The guidelines also point out the importance of data driven surveillance including the:

  • monitoring of publicly available data;
  • monitoring of regulatory data on orders and transactions obtained from CASPs;
  • reconciliation of on -chain and off-chain and cross market data where possible;
  • monitoring of communications regarding crypto assets including those taking place on:
    • web-based platforms;
    • social media and blogs;
    • newsletters; and
    • podcasts.

The guidelines explicitly envision the use of automated monitoring in this context in order to identify patterns, keywords and trends in order to complement human analysis.

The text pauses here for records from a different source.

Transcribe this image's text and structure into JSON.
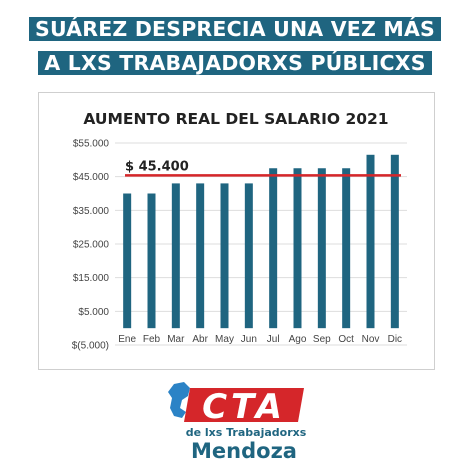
{
  "headline": {
    "line1": "SUÁREZ DESPRECIA UNA VEZ MÁS",
    "line2": "A LXS TRABAJADORXS PÚBLICXS"
  },
  "colors": {
    "headline_bg": "#1f6580",
    "bar": "#1f6580",
    "reference_line": "#d5262a",
    "logo_red": "#d5262a",
    "logo_blue": "#2b83c6"
  },
  "chart_data": {
    "type": "bar",
    "title": "AUMENTO REAL DEL SALARIO 2021",
    "categories": [
      "Ene",
      "Feb",
      "Mar",
      "Abr",
      "May",
      "Jun",
      "Jul",
      "Ago",
      "Sep",
      "Oct",
      "Nov",
      "Dic"
    ],
    "values": [
      40000,
      40000,
      43000,
      43000,
      43000,
      43000,
      47500,
      47500,
      47500,
      47500,
      51500,
      51500
    ],
    "ylim": [
      -5000,
      55000
    ],
    "y_tick_labels": [
      "$55.000",
      "$45.000",
      "$35.000",
      "$25.000",
      "$15.000",
      "$5.000",
      "$(5.000)"
    ],
    "y_tick_values": [
      55000,
      45000,
      35000,
      25000,
      15000,
      5000,
      -5000
    ],
    "grid": true,
    "reference_line": {
      "value": 45400,
      "label": "$ 45.400"
    }
  },
  "logo": {
    "wordmark": "CTA",
    "subtitle": "de lxs Trabajadorxs",
    "region": "Mendoza"
  }
}
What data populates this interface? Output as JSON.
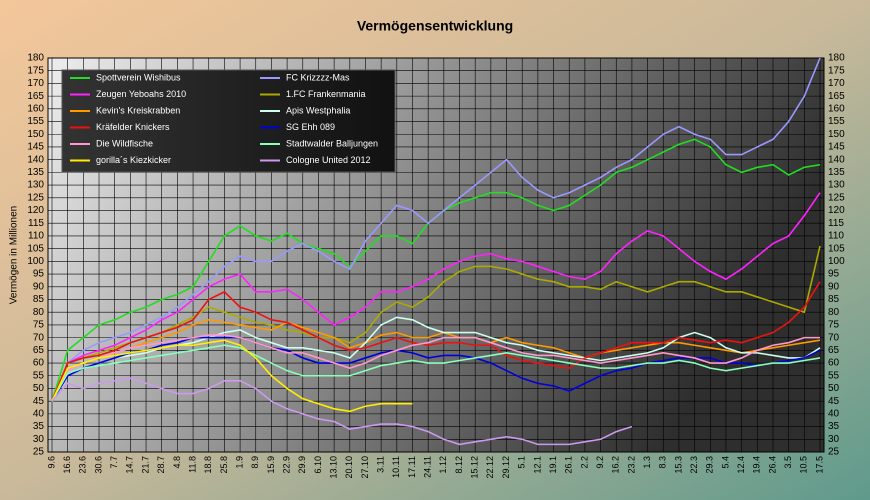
{
  "chart_data": {
    "type": "line",
    "title": "Vermögensentwicklung",
    "y_label": "Vermögen in Millionen",
    "categories": [
      "9.6",
      "16.6",
      "23.6",
      "30.6",
      "7.7",
      "14.7",
      "21.7",
      "28.7",
      "4.8",
      "11.8",
      "18.8",
      "25.8",
      "1.9",
      "8.9",
      "15.9",
      "22.9",
      "29.9",
      "6.10",
      "13.10",
      "20.10",
      "27.10",
      "3.11",
      "10.11",
      "17.11",
      "24.11",
      "1.12",
      "8.12",
      "15.12",
      "22.12",
      "29.12",
      "5.1",
      "12.1",
      "19.1",
      "26.1",
      "2.2",
      "9.2",
      "16.2",
      "23.2",
      "1.3",
      "8.3",
      "15.3",
      "22.3",
      "29.3",
      "5.4",
      "12.4",
      "19.4",
      "26.4",
      "3.5",
      "10.5",
      "17.5"
    ],
    "ylim": [
      25,
      180
    ],
    "yticks": [
      25,
      30,
      35,
      40,
      45,
      50,
      55,
      60,
      65,
      70,
      75,
      80,
      85,
      90,
      95,
      100,
      105,
      110,
      115,
      120,
      125,
      130,
      135,
      140,
      145,
      150,
      155,
      160,
      165,
      170,
      175,
      180
    ],
    "grid": true,
    "legend": "upper left",
    "right_axis": true,
    "series": [
      {
        "name": "Spottverein Wishibus",
        "color": "#22dd22",
        "values": [
          45,
          65,
          70,
          75,
          77,
          80,
          82,
          85,
          87,
          90,
          100,
          110,
          114,
          110,
          108,
          111,
          107,
          105,
          103,
          98,
          104,
          110,
          110,
          107,
          115,
          120,
          123,
          125,
          127,
          127,
          125,
          122,
          120,
          122,
          126,
          130,
          135,
          137,
          140,
          143,
          146,
          148,
          145,
          138,
          135,
          137,
          138,
          134,
          137,
          138
        ]
      },
      {
        "name": "FC Krizzzz-Mas",
        "color": "#9999ff",
        "values": [
          45,
          60,
          65,
          68,
          70,
          72,
          75,
          78,
          82,
          87,
          92,
          98,
          102,
          100,
          100,
          104,
          107,
          104,
          100,
          97,
          108,
          115,
          122,
          120,
          115,
          120,
          125,
          130,
          135,
          140,
          133,
          128,
          125,
          127,
          130,
          133,
          137,
          140,
          145,
          150,
          153,
          150,
          148,
          142,
          142,
          145,
          148,
          155,
          165,
          180
        ]
      },
      {
        "name": "Zeugen Yeboahs 2010",
        "color": "#ff22ff",
        "values": [
          45,
          60,
          63,
          65,
          67,
          70,
          73,
          77,
          80,
          85,
          90,
          93,
          95,
          88,
          88,
          89,
          85,
          80,
          75,
          78,
          82,
          88,
          88,
          90,
          93,
          97,
          100,
          102,
          103,
          101,
          100,
          98,
          96,
          94,
          93,
          96,
          103,
          108,
          112,
          110,
          105,
          100,
          96,
          93,
          97,
          102,
          107,
          110,
          118,
          127
        ]
      },
      {
        "name": "1.FC Frankenmania",
        "color": "#aaaa00",
        "values": [
          45,
          60,
          62,
          64,
          66,
          68,
          70,
          72,
          75,
          78,
          82,
          80,
          78,
          76,
          75,
          73,
          72,
          70,
          70,
          68,
          72,
          80,
          84,
          82,
          86,
          92,
          96,
          98,
          98,
          97,
          95,
          93,
          92,
          90,
          90,
          89,
          92,
          90,
          88,
          90,
          92,
          92,
          90,
          88,
          88,
          86,
          84,
          82,
          80,
          106
        ]
      },
      {
        "name": "Kevin's Kreiskrabben",
        "color": "#ff9900",
        "values": [
          45,
          58,
          60,
          62,
          64,
          66,
          68,
          70,
          72,
          75,
          77,
          76,
          75,
          74,
          73,
          76,
          74,
          72,
          70,
          66,
          68,
          71,
          72,
          70,
          70,
          72,
          70,
          70,
          68,
          70,
          68,
          67,
          66,
          64,
          62,
          64,
          65,
          66,
          67,
          68,
          68,
          67,
          66,
          65,
          64,
          65,
          66,
          67,
          68,
          69
        ]
      },
      {
        "name": "Apis Westphalia",
        "color": "#ccffee",
        "values": [
          45,
          56,
          58,
          60,
          62,
          63,
          64,
          66,
          67,
          68,
          70,
          72,
          73,
          70,
          68,
          66,
          66,
          65,
          64,
          62,
          68,
          75,
          78,
          77,
          74,
          72,
          72,
          72,
          70,
          68,
          67,
          65,
          64,
          63,
          62,
          61,
          62,
          63,
          64,
          66,
          70,
          72,
          70,
          66,
          64,
          64,
          63,
          62,
          62,
          66
        ]
      },
      {
        "name": "Kräfelder Knickers",
        "color": "#ee1111",
        "values": [
          45,
          60,
          62,
          63,
          65,
          68,
          70,
          72,
          74,
          77,
          85,
          88,
          82,
          80,
          77,
          76,
          73,
          70,
          67,
          65,
          66,
          68,
          70,
          68,
          67,
          68,
          68,
          67,
          67,
          63,
          61,
          60,
          59,
          58,
          62,
          64,
          66,
          68,
          68,
          68,
          70,
          69,
          68,
          69,
          68,
          70,
          72,
          76,
          82,
          92
        ]
      },
      {
        "name": "SG Ehh 089",
        "color": "#0000dd",
        "values": [
          45,
          55,
          58,
          60,
          62,
          64,
          65,
          67,
          68,
          70,
          70,
          70,
          70,
          68,
          66,
          65,
          62,
          60,
          60,
          60,
          62,
          64,
          65,
          64,
          62,
          63,
          63,
          62,
          60,
          57,
          54,
          52,
          51,
          49,
          52,
          55,
          57,
          58,
          60,
          61,
          62,
          62,
          62,
          60,
          60,
          59,
          60,
          61,
          62,
          65
        ]
      },
      {
        "name": "Die Wildfische",
        "color": "#ff99cc",
        "values": [
          45,
          57,
          60,
          62,
          64,
          66,
          67,
          68,
          69,
          70,
          71,
          71,
          70,
          68,
          66,
          64,
          64,
          62,
          60,
          58,
          60,
          63,
          65,
          67,
          68,
          70,
          70,
          70,
          68,
          66,
          64,
          63,
          63,
          62,
          61,
          60,
          61,
          62,
          63,
          64,
          63,
          62,
          60,
          60,
          62,
          65,
          67,
          68,
          70,
          70
        ]
      },
      {
        "name": "Stadtwalder Balljungen",
        "color": "#88ffbb",
        "values": [
          45,
          56,
          58,
          59,
          60,
          61,
          62,
          63,
          64,
          65,
          66,
          67,
          66,
          63,
          60,
          57,
          55,
          55,
          55,
          55,
          57,
          59,
          60,
          61,
          60,
          60,
          61,
          62,
          63,
          64,
          63,
          62,
          61,
          60,
          59,
          58,
          58,
          59,
          60,
          60,
          61,
          60,
          58,
          57,
          58,
          59,
          60,
          60,
          61,
          62
        ]
      },
      {
        "name": "gorilla´s Kiezkicker",
        "color": "#ffee00",
        "values": [
          45,
          58,
          60,
          62,
          63,
          64,
          65,
          66,
          67,
          67,
          68,
          69,
          67,
          62,
          55,
          50,
          46,
          44,
          42,
          41,
          43,
          44,
          44,
          44,
          null,
          null,
          null,
          null,
          null,
          null,
          null,
          null,
          null,
          null,
          null,
          null,
          null,
          null,
          null,
          null,
          null,
          null,
          null,
          null,
          null,
          null,
          null,
          null,
          null,
          null
        ]
      },
      {
        "name": "Cologne United 2012",
        "color": "#cc99ee",
        "values": [
          45,
          52,
          50,
          52,
          53,
          54,
          52,
          50,
          48,
          48,
          50,
          53,
          53,
          50,
          45,
          42,
          40,
          38,
          37,
          34,
          35,
          36,
          36,
          35,
          33,
          30,
          28,
          29,
          30,
          31,
          30,
          28,
          28,
          28,
          29,
          30,
          33,
          35,
          null,
          null,
          null,
          null,
          null,
          null,
          null,
          null,
          null,
          null,
          null,
          null
        ]
      }
    ]
  }
}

In connection with STORs the guidelines put forward procedures that:

  • clearly identify all steps to be followed upon receipt of a STOR;
  • indicate the unit/function responsible; and
  • provide criteria for the grading of the behavior.

The concern here may stem from the difficulty of incorporating the supervision of crypto assets within supervision frameworks designed to address market abuse in the traditional finance context.

Finally, specifically in connection with cross-border cases, the guidelines envisage a role for ESMA in coordinating inspections or investigations where:

  • more than two regulators may be competent for a case;
  • uncoordinated action may impair the final outcome of the investigation; and
  • uncoordinated action may lead to extra burden for market participants.

This document is essential reading not only for those working at the supervisory authorities, but also for compliance professionals and executives whose organizations intend to engage in crypto-asset activity.